ONG internationales, opinion publique, députés: les livraisons d'armes françaises à Riyad, soupçonné de crimes de guerre au Yémen, sont fustigées de tous côtés. Et la visite du prince héritier saoudien Mohammed ben Salmane en France prévue la semaine prochaine ne fait que mettre de l'huile sur le feu.
Le conflit yéménite oppose des forces progouvernementales, appuyées notamment par les Saoudiens et les Émiratis, aux rebelles Houthis, soutenus par l'Iran et qui contrôlent la capitale Sanaa.
Cette guerre a fait près de 10.000 morts depuis 2015, dont de nombreux civils, et provoqué ce que l'ONU qualifie de «pire crise humanitaire du monde».
«Riyad est à la tête d'une coalition qui a tué et blessé des milliers de civils» et «nombre de ces attaques seraient des crimes de guerre», dénonce Bénédicte Jeannerod, directrice France de Human Rights Watch (HRW). «En continuant de vendre des armes à l'Arabie saoudite, la France risque de se rendre complice de graves violations du droit international et envoie un message d'impunité au dirigeant saoudien».
Le député Sébastien Nadot, membre de la majorité présidentielle (LREM), réclame lui la création d'une commission d'enquête parlementaire sur les ventes d'armes françaises aux acteurs du conflit au Yémen.
«Il s'agit de savoir si la France a tenu ses engagements internationaux en la matière», explique à l'AFP le député, qui déplore un contrôle parlementaire «inexistant» sur les ventes d'armes. «Aujourd'hui ce contrôle est purement administratif.
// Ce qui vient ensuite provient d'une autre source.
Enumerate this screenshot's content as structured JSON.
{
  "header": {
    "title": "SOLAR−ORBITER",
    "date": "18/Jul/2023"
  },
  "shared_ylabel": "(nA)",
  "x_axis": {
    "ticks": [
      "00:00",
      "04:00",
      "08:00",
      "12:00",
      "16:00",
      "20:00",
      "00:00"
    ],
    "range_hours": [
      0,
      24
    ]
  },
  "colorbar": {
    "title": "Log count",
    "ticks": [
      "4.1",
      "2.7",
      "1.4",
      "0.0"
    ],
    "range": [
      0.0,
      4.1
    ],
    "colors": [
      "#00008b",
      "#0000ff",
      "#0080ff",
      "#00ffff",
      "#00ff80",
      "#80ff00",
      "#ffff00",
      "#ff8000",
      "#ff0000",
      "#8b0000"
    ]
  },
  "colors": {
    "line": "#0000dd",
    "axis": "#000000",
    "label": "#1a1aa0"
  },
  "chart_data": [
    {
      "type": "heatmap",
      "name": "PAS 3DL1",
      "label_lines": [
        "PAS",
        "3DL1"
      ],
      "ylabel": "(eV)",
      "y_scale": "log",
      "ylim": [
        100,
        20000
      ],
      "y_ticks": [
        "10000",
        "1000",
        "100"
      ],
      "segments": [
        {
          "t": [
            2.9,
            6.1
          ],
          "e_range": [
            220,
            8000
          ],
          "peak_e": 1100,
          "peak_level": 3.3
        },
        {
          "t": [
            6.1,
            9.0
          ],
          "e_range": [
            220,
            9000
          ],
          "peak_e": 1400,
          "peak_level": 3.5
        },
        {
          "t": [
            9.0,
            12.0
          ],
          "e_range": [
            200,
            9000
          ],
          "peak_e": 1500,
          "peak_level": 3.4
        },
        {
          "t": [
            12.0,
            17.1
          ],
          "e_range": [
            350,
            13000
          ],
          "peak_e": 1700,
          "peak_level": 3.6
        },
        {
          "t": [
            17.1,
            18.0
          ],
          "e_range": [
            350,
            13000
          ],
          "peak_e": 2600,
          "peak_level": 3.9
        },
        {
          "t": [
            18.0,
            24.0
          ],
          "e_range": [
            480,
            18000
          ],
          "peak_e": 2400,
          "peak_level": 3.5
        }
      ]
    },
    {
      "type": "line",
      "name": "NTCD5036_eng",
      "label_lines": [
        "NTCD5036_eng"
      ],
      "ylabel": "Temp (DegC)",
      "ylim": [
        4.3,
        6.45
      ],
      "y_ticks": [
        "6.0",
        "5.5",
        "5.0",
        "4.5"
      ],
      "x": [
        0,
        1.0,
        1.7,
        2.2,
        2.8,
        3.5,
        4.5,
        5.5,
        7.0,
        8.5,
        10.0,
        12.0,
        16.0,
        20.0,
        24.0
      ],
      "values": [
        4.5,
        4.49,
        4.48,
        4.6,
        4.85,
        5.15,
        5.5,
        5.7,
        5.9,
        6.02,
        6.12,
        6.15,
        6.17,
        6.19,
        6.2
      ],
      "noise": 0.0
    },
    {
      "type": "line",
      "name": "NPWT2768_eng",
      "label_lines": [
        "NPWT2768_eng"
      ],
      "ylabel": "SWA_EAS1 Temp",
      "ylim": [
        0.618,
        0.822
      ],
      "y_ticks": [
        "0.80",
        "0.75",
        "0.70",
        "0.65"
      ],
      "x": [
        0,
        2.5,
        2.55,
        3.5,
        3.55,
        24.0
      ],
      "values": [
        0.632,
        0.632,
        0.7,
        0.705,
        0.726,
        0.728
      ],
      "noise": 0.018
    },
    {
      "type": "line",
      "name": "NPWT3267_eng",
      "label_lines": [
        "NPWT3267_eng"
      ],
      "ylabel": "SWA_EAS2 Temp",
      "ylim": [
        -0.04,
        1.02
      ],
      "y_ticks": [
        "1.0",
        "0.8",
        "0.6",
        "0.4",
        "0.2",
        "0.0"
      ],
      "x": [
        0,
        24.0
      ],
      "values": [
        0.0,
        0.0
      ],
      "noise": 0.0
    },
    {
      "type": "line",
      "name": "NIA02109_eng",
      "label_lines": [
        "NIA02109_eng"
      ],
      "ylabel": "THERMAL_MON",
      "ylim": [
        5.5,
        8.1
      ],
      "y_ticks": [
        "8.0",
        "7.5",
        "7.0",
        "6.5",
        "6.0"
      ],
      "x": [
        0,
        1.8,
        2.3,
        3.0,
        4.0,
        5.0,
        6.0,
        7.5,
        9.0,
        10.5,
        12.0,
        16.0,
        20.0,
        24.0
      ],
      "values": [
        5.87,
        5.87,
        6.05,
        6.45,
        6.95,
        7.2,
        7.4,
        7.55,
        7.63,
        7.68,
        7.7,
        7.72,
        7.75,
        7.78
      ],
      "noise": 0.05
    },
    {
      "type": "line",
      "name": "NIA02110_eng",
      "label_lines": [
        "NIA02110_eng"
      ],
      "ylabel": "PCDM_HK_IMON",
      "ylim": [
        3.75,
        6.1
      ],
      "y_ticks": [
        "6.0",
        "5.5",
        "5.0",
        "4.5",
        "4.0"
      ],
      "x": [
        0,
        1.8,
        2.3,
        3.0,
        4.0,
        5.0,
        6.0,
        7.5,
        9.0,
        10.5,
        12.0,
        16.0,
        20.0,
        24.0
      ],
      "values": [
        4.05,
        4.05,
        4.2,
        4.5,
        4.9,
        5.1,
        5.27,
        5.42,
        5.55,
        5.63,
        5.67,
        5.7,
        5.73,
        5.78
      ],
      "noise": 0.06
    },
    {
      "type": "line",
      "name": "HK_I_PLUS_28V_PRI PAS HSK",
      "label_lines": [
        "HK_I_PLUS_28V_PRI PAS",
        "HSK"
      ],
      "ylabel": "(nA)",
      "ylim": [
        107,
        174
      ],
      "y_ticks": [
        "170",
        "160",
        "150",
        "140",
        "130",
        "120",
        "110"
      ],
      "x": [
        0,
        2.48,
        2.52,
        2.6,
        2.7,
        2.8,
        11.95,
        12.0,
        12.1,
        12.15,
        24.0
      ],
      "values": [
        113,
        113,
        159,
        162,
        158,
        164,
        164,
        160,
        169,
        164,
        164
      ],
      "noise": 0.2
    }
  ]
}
Le parlement a quelques informations mais aucun élément détaillé», regrette-t-il.
Ces cris d'alerte trouvent un écho dans l'opinion publique française.
Certains pays européens, dont l'Allemagne, la Norvège ou la Belgique ont récemment pris la décision de restreindre leurs relations militaires avec la coalition arabe, mais la France, le Royaume-Uni et les États-Unis se sont abstenus de leur emboîter le pas.
En 2016, Paris aurait vendu pour 2 milliards de dollars d'armes à Riyad et Abou Dabi. Selon les estimations de l'Institut SIPRI, dans la période comprise entre 2013 et 2017, la France a été le deuxième fournisseur d'armes aux EAU et le troisième à l'Arabie saoudite.
Une coalition militaire arabe sous commandement saoudien intervient depuis mars 2015 au Yémen en soutien au gouvernement du Président Abd Rabbo Mansour Hadi contre les Houthis, alliés à des unités de l'armée restées fidèles à l'ex-Président Ali Abdallah Saleh. Les rebelles contrôlent la capitale Sanaa depuis 2014 et restent maîtres de vastes régions du pays.